The launch of Blogger in August 1999 opened the door to anyone and everyone creating media. Since then platforms to share writing, photos, video and more have enabled an extraordinary volume of content to be made available to the world. The media world has at least doubled in size this decade, adding many new content formats to the existing professionally produced media on channels such as TV, radio, magazines, and newspapers.

Despite cries from many that all user generated content is crap, that’s not true. It’s just that most user generated content is crap, and a small proportion is outstanding. Anyone who has browsed through the best photos on Flickr, for example, will see some extraordinary images they never would have seen otherwise.
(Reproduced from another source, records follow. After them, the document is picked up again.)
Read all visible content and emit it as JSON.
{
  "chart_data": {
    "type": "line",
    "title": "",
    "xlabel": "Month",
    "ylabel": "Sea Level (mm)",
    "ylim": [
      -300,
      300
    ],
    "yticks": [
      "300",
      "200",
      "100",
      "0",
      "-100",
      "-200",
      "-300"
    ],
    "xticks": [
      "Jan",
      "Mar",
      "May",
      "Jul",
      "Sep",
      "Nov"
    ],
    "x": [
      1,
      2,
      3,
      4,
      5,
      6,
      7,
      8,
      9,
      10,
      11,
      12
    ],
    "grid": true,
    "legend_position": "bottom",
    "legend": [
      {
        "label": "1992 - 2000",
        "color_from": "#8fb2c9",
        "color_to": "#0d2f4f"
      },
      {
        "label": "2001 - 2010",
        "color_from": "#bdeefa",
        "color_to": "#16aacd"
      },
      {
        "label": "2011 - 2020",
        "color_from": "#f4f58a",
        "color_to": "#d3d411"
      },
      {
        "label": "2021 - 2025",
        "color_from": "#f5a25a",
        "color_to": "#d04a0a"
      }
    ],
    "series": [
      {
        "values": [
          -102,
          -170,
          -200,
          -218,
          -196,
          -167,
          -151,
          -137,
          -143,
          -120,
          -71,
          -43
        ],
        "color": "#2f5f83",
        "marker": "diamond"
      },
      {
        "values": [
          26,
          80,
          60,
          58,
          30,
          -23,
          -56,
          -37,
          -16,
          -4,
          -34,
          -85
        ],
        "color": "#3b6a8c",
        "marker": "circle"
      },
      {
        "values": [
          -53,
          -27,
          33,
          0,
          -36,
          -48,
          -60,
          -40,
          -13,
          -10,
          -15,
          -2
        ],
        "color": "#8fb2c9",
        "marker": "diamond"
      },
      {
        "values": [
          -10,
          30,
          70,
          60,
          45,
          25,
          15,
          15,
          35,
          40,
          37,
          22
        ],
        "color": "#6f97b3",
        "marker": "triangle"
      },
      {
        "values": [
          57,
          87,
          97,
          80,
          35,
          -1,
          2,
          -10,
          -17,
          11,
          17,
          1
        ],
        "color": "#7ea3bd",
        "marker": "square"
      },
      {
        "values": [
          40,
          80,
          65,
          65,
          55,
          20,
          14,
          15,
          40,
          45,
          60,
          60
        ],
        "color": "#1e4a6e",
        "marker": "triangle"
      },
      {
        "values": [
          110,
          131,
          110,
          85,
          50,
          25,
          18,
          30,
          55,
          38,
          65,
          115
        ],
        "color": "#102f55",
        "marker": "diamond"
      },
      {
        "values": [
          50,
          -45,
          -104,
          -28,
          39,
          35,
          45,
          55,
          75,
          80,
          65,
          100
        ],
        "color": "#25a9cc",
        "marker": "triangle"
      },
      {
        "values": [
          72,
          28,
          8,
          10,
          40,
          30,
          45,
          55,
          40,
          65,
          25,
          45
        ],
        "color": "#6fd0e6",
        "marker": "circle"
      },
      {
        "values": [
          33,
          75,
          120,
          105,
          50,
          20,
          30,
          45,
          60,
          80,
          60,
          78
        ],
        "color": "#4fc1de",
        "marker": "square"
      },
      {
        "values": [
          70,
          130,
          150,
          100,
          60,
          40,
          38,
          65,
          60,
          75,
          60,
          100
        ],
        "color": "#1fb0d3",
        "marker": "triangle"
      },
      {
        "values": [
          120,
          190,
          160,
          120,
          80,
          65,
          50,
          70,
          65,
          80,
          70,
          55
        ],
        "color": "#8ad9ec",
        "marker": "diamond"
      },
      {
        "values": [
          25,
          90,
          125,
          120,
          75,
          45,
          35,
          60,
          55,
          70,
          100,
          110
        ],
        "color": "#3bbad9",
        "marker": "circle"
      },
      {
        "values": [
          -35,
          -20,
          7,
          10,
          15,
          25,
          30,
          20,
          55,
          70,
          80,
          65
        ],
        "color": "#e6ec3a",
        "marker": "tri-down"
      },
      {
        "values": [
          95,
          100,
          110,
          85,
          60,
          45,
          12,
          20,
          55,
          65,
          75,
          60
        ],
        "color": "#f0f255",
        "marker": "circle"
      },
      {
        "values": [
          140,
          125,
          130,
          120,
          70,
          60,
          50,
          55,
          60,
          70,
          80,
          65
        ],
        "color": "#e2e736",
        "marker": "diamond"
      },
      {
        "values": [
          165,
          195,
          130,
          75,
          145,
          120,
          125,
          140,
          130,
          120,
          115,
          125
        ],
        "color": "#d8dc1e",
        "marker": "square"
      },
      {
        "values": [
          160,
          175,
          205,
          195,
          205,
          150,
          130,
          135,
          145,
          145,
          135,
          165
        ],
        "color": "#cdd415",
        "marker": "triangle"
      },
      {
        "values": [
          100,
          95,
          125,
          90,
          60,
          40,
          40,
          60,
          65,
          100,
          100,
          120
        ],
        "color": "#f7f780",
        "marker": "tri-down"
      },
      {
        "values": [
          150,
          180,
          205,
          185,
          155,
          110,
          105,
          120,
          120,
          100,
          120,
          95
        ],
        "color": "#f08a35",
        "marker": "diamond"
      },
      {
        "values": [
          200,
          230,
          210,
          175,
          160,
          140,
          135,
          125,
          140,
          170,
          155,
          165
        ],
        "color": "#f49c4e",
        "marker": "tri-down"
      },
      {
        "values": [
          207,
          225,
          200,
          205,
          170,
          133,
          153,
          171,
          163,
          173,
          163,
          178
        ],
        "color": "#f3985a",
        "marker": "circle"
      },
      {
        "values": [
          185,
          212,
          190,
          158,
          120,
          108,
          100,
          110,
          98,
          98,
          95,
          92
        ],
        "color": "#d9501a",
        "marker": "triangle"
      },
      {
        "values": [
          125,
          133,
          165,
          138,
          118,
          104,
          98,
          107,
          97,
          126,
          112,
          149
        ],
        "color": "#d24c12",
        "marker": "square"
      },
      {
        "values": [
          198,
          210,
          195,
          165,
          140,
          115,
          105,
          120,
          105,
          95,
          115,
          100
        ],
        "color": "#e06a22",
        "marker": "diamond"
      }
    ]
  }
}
The best industry blogs are certainly considered on a par with mainstream reporting and analysis.

There are now some compelling examples of businesses that are based on professional-quality submissions from their users. A great article in today’s San Francisco Chronicle titled Everywhere, JPG – magazines for the future describes how these glossy magazines are compiled from people submitting their travel stories and photos, with the promise of being paid $100 and a year’s subscription to the magazine if their contributions are published. The selections are in fact made by the readers by voting on the site.

I first came across JPG a couple of years ago, so it’s great to see that it is doing well, with a circulation of 35,000 (and massively lower costs than a traditional publisher), while Everywhere has a circulation of 50,000. Halsey Minor, who founded CNET and owns the magazines’ publisher 8020, says that this approach to magazine publishing requires a circulation of 20,000 to break even.

Clearly true professionals – as in people who make a living from their work – won’t submit to these magazines, as it won’t pay the rent for them. However there is a layer of very talented people who make their living in other ways, who are thrilled to express their talents and have them appreciated by many. Money is subsidiary for them. In other cases, as explained in my Creative Career framework that appeared in my book Living Networks, people are using exposure to build a professional career. Since so many are happy to share their creations for no or little compensation, new business models become possible.

The article also discusses how CNN’s iReport initiative, which for two years has been accepting user created images and videos, is more frequently using the sometimes very high-quality submissions on air. In fact 915 user submitted programs were aired last month. Of course CurrentTV, which I first wrote about in 2005, is still creating a high-quality 24/7 cable TV channel using entirely user generated programming. The model is similar to JPG and Everywhere in that users are paid just a little, but the video creators benefit from exposure and kudos, sometimes building a career from their early start.

Expect to see professional-quality user generated media to grow as a sector. It will never be massive, but it will be a significant part of the media landscape.